For the above reasons, the Virgin administrators conducted an expedited marketing campaign which in effect limited potential purchasers to those who had immediately available funding they were prepared to risk upfront pending implementation of the complex restructuring. The existing priority regime really left all stakeholders with little realistic option but to entrench the successful party without the mandate of creditors at the second meeting or face a value destructive liquidation. Some of the more specific issues were:

(a) Despite the abolition by the Personal Property Securities Act 2009 (Cth) of the concept of title or ownership for priority purposes, in an administration there is no personal liability on an administrator for post-appointment loan payments on aircraft and other specific assets used by the administrator despite the intention to otherwise treat such aircraft financiers on the same basis as aircraft lessors. It is submitted that this irregularity should be rectified.

(b) As the administrators were successful in obtaining orders extending the five business day decision period[11] before assuming personal liability for post-appointment periodic lease payments, they were in effect able to use the aircraft equipment (with the associated depreciation of the life of those assets) without any rights of recourse by lessors to the income or circulating assets. It is submitted that any such extension should be on a limited recourse liability basis rather than leaving it to a more uncertain manipulation of the priority waterfall post-administration.[12]

(c) Although there was equity in the owned aircraft equipment, the administrators were unable to unlock this value to secure critical post-appointment funding. It is submitted that an amendment to enable administrators to borrow money without a court order on a limited recourse basis upon the security of their lien would facilitate such rescue funding. Further, consideration should be given to extending the administrator’s lien for this purpose to fixed charge assets with the consent of the existing secured creditors (with pre-emptive further funding rights) or by order of the Court. As is currently the case[13], the Court would need to be satisfied that arrangements are in place to adequately protect the existing secured creditors. Like in Singapore, consideration should be given to conferring on the Court the power to grant “super priority” for rescue finance on a graduating scale with the same or higher priority than existing secured creditors. A proposal for a special majority of creditors to confer “super priority” has previously been rejected as being unduly expensive and impractical.[14]
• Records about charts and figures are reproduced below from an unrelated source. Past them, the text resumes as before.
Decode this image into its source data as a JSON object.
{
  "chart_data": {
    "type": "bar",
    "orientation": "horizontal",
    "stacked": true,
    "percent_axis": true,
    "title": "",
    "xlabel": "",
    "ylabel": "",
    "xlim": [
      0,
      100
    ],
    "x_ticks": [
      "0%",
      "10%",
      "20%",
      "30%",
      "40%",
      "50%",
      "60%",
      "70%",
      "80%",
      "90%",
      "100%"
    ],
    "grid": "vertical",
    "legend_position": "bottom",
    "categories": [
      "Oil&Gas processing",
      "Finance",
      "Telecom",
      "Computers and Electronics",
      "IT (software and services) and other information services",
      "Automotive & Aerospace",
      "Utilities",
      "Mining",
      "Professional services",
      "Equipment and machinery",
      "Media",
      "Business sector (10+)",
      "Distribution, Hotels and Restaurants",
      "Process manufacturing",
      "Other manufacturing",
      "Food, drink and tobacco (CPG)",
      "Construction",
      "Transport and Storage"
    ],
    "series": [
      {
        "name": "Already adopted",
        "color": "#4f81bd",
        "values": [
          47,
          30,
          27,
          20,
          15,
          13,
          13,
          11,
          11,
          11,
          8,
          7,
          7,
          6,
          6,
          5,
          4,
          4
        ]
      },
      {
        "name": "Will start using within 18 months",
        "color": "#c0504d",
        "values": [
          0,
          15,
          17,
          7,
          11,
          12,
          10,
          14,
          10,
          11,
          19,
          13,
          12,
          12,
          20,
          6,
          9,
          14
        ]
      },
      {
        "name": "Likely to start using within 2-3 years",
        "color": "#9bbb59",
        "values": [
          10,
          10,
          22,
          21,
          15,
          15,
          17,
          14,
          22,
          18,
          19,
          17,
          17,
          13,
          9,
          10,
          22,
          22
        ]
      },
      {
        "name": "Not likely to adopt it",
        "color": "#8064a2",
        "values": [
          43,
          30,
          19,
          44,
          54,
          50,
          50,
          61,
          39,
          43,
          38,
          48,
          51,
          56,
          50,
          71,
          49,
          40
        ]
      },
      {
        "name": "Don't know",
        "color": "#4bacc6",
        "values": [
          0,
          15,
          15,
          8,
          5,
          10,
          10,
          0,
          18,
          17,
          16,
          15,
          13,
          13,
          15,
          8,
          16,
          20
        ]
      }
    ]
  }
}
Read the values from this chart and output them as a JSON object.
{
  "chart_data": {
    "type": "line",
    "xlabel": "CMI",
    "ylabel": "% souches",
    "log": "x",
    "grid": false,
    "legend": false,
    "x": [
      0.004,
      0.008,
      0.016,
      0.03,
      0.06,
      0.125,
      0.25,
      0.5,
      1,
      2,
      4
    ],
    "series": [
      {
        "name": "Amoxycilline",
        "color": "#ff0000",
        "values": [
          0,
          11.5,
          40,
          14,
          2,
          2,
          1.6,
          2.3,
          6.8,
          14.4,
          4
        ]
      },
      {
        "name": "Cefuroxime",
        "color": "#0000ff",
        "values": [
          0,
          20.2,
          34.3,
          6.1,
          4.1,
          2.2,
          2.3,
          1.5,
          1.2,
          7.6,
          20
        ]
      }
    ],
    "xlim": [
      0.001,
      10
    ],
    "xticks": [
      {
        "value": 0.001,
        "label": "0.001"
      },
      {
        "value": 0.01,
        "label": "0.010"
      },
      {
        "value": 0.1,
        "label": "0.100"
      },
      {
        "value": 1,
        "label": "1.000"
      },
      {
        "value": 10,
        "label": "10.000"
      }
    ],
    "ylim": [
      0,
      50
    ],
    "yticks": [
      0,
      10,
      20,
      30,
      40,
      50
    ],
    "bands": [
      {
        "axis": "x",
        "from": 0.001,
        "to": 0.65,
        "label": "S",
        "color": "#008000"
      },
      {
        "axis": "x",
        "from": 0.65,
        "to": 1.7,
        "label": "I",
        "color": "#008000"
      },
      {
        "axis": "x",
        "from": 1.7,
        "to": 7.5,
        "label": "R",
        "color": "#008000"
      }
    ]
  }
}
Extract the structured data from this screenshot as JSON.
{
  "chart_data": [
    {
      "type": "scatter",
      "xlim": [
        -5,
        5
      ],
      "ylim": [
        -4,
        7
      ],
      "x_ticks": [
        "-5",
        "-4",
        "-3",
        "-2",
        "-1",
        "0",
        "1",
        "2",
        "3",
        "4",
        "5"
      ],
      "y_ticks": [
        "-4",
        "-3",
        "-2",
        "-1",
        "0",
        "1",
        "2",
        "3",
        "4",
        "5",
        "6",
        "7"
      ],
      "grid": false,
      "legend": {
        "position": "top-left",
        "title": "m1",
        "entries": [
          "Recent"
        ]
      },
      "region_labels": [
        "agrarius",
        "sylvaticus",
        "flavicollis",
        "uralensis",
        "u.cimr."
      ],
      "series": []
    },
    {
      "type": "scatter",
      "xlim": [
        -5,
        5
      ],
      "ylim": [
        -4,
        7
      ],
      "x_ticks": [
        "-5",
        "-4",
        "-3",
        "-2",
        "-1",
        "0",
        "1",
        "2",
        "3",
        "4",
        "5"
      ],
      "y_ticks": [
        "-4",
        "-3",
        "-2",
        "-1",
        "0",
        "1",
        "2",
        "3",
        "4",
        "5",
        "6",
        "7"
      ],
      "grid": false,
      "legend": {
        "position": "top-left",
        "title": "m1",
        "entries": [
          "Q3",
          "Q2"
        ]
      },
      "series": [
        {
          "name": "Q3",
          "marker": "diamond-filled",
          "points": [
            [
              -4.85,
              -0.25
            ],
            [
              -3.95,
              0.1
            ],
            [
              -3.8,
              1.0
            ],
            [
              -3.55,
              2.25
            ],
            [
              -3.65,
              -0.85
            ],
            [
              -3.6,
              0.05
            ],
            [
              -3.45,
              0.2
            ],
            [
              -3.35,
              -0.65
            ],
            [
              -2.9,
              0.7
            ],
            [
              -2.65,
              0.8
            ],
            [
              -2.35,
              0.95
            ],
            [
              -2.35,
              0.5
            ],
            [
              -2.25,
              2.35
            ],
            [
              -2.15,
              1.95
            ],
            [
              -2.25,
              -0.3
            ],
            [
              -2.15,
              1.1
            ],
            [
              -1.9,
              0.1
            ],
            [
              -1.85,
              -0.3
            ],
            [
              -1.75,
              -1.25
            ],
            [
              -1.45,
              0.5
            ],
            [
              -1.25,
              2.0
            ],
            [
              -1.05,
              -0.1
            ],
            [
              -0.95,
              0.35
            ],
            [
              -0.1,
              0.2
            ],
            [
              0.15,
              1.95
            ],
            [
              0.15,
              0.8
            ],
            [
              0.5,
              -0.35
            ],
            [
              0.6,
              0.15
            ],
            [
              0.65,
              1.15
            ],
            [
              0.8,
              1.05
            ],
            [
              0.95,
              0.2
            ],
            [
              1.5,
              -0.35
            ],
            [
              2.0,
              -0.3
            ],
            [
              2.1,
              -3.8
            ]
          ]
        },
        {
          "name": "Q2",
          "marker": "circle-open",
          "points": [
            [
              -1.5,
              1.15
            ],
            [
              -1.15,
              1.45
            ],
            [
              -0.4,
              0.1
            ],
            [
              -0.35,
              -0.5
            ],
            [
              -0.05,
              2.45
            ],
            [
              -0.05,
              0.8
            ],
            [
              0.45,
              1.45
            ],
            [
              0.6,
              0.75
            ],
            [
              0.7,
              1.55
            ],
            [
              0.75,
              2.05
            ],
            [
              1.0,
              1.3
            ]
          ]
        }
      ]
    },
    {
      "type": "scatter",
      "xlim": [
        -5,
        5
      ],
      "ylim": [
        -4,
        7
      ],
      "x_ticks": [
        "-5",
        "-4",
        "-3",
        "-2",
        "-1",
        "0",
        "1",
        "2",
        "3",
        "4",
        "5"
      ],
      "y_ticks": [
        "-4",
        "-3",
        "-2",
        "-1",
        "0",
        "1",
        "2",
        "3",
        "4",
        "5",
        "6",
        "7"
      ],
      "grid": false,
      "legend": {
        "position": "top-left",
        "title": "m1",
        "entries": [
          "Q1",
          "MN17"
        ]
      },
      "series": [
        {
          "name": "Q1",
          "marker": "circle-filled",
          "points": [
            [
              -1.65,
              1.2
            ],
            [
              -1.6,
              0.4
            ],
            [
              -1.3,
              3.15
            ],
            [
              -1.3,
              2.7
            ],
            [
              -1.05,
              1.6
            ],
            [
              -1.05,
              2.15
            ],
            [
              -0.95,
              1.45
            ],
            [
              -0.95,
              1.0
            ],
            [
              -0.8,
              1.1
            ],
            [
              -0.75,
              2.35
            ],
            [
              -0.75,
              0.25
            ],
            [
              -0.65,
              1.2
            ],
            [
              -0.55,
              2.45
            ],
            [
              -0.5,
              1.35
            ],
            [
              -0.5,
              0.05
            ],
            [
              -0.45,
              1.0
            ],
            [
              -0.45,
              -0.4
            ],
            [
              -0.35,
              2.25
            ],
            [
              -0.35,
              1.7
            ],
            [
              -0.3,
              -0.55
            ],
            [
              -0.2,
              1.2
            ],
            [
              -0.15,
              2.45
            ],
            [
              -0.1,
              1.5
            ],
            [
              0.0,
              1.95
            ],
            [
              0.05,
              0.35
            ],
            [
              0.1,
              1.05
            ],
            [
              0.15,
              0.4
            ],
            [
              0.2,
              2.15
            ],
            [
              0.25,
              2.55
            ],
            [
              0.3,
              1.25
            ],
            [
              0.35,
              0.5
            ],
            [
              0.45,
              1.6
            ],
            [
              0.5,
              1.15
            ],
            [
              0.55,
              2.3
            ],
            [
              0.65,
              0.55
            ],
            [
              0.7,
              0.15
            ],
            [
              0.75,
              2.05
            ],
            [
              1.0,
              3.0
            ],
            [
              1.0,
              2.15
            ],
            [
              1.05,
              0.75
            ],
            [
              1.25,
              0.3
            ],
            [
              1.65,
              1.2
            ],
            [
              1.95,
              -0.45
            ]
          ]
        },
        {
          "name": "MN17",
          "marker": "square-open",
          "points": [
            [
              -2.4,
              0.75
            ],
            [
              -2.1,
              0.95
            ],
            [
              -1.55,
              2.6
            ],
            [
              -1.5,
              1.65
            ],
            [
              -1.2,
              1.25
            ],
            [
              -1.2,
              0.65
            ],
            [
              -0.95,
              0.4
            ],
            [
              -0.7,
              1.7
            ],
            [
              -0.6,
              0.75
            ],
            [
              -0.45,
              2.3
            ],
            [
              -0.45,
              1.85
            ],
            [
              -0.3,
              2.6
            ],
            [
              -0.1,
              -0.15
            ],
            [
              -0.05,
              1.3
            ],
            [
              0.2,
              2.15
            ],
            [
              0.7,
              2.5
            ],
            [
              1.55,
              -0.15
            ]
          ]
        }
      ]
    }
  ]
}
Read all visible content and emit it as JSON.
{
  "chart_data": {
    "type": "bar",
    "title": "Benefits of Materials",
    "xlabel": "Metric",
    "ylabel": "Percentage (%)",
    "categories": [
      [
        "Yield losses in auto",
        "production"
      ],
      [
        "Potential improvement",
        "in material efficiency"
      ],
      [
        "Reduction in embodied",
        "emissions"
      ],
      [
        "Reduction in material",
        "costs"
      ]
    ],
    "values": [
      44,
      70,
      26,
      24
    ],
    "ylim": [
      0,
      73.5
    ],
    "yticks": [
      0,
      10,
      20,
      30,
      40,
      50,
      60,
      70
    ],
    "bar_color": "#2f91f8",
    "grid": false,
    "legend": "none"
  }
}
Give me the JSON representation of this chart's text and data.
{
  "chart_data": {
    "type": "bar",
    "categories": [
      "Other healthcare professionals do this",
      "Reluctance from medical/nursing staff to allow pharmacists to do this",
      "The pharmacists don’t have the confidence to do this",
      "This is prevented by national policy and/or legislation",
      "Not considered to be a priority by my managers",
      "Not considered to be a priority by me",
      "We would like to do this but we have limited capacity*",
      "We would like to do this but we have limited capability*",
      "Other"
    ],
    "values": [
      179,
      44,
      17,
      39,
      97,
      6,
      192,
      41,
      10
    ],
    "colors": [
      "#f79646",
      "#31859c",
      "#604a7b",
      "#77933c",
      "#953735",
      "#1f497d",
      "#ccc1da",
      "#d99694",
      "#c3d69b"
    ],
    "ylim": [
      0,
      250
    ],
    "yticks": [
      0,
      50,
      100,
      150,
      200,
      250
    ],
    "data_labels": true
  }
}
(d) The administrators needed to exercise caution in agreeing to post-appointment liabilities being secured on their lien to ensure that there were sufficient available assets to pay their fees.[15] Practically, this offers no better incentive for caution.

Conclusion

Given the complex web of statutory, legal and equitable rules of priority and the associated costs of multiple court applications for directions, the time has come for greater certainty for all stakeholders. It is submitted that with a few relatively minor changes and minimal policy shifts our administration procedure can once again be fit for purpose prior to the pending post COVID uplift in restructuring and insolvencies. This will serve to avoid the need for stakeholders to resort to the much criticised prepack or phoenix arrangements to overcome the trade on funding risk during an administration. This will also buy time for an overhaul of our corporate, individual, trust, partnership and not for profit insolvency laws on a holistic basis taking into account international best practice and reforms adjusted for our local community and stakeholder expectations. It is submitted that the time has come to finally abolish the commercially and legally outdated distinction between fixed and circulating assets for priority purposes. It is also interesting to see that the United Kingdom has recently reintroduced priority for tax debts[16] and proposed an independent expert report as a prerequisite to pre-packaged phoenix sales.[17]